The engines of an ASL Airlines Belgium 747 freighter are cooling down on the tarmac at Liege Airport (LGG), where the aircraft is resting after an 11-hour flight from Ürümqi Diwopu Airport (URC) in China’s far-western Xinjiang province. A crew of neon-vested ground handlers quickly whisk a mix of pallets and containers off the massive aircraft. Much of the cargo is comprised of tightly packed bags of miscellaneous, individually packaged products – telltale signs that most of the cargo is e-commerce-related.
Once the aircraft is unloaded, and the contents clear customs, transitory e-commerce consignments are sequestered to a nearby facility, where workers standby to process the parcels. Within a matter of hours, preaddressed packages have been manually sorted and are ready to be handed off to the next leg of the journey – whether it be final-mile delivery, or intra-Europe post.

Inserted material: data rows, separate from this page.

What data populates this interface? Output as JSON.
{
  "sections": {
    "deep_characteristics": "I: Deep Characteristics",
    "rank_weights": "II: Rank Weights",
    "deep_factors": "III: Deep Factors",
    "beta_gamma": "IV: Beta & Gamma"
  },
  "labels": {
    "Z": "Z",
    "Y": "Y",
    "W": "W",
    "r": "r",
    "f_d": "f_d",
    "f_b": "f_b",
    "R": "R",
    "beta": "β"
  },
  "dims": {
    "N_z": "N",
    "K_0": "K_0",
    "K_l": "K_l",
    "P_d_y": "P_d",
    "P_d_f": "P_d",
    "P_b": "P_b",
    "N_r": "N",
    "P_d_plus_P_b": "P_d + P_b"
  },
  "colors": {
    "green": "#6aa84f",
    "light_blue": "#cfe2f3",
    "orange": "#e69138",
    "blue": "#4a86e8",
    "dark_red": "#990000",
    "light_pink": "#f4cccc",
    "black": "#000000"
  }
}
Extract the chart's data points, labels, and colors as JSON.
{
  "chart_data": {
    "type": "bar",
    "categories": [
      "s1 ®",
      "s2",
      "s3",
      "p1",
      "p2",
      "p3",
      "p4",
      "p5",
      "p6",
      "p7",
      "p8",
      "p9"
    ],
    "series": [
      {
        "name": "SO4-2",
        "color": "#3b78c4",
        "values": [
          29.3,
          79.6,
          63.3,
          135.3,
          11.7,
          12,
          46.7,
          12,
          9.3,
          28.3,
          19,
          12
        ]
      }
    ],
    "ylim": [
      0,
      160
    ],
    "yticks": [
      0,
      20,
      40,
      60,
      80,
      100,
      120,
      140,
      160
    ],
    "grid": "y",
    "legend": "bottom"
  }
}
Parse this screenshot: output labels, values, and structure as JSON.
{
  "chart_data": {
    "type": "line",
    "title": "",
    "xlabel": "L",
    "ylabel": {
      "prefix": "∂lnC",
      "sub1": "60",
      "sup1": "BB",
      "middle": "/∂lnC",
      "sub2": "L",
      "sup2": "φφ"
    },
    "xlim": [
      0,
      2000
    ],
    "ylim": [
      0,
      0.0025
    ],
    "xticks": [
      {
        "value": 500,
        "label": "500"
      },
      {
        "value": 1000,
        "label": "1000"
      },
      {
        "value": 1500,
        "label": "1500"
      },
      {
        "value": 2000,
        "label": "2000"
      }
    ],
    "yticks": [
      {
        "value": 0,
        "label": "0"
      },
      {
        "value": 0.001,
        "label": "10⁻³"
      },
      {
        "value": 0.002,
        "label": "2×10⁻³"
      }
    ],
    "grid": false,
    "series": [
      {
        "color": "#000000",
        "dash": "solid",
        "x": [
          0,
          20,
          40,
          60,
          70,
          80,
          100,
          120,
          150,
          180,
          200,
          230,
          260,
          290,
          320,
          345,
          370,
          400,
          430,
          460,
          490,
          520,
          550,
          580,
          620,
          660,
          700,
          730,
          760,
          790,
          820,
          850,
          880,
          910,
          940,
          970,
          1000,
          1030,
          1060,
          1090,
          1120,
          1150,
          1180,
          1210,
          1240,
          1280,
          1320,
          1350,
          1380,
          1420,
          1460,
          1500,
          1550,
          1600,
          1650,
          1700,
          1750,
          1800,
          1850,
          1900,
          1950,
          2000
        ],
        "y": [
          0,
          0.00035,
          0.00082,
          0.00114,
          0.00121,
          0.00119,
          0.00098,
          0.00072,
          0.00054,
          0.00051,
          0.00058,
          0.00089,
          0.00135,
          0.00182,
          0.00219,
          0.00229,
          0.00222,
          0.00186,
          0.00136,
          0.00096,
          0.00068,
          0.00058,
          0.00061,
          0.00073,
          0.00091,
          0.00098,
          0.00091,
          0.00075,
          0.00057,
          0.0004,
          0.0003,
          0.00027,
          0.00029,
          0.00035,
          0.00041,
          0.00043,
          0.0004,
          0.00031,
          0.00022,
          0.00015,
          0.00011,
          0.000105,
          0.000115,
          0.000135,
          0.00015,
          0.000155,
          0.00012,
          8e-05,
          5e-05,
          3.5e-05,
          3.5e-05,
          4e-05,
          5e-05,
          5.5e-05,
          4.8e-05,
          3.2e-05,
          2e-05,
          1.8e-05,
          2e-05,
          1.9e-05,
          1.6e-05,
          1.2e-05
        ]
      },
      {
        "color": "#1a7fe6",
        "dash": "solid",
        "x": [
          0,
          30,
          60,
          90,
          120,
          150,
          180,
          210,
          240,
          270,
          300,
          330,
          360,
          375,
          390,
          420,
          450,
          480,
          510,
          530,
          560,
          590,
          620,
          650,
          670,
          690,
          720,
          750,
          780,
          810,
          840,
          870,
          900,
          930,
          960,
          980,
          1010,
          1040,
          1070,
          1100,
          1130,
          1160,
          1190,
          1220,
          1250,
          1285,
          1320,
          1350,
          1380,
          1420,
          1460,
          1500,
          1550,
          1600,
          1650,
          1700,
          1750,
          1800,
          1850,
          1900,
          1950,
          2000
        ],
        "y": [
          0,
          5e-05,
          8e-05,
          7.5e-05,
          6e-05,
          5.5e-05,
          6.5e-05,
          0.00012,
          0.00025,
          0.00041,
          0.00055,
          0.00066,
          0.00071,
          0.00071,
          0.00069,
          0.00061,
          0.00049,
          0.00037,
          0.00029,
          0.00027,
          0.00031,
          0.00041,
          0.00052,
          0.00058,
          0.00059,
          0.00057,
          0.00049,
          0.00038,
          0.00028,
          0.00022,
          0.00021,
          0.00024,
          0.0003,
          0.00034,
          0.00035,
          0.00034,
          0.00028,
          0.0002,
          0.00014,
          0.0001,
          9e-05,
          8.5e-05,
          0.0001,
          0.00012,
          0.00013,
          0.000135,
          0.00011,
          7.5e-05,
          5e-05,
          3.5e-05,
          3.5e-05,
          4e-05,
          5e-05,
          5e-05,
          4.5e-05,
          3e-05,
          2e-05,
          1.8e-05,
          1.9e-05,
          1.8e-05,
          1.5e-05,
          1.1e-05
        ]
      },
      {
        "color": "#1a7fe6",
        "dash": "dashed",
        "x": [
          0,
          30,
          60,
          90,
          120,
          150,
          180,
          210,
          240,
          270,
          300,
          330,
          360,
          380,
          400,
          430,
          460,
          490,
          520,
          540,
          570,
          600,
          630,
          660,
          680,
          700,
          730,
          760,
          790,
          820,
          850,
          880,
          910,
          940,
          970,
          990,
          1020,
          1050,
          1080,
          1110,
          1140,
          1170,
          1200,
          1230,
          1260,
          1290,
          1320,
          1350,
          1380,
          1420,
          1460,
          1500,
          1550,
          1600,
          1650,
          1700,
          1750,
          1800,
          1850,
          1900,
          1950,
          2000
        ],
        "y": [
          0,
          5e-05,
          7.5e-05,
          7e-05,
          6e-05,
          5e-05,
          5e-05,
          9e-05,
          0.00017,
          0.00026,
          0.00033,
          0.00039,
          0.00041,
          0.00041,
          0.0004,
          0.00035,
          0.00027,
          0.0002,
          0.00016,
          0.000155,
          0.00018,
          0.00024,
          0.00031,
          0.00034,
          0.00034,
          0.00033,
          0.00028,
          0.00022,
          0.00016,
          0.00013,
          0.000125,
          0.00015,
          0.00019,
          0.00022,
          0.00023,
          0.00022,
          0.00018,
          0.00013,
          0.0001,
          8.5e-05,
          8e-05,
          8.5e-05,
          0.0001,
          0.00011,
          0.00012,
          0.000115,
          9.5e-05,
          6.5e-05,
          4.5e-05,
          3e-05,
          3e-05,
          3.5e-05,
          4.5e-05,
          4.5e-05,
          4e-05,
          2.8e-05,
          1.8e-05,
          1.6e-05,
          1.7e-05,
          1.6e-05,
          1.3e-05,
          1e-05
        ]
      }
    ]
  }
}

Across many European countries, air-to-final-mile has been a winning combination for e-commerce. This had long been the case in Sweden where, like in many European Union (E.U.) countries, e-commerce continues to grow at double-digit rates. PostNord handles the final-mile for most inbound flows to the country by connecting air imports to the post’s last-mile delivery network. During peak periods in 2017, such as lead up to Christmas, the postal operator processed more than 160,000 parcels per day, according to Expressen.
As Sweden witnessed in Spring 2018, however, incessant cross-border growth e-commerce growth is not unstoppable. In March 2018, import airmail processing volumes suddenly slowed to a trickle at the post’s Stockholm facility, and by mid-April PostNord had amassed more than 400,000 refused packages, most of which needed to be returned to China.
The cause of the hiccup? A bold political move, it turns out. On March 1, 2018, Sweden began assessing a value-added-tax (VAT) on all postal items arriving from non-E.U. countries. Customers caught off-guard by the measure, which was announced just weeks prior, suddenly found themselves owing VAT and postal service fees – in some cases equating to more than the value of the parcels’ contents. The Swedish experience should be heeded as a warning of what could happen elsewhere, particularly as new legislation from the E.U. Commission now threatens to burst the E.U. cross-border e-commerce bubble.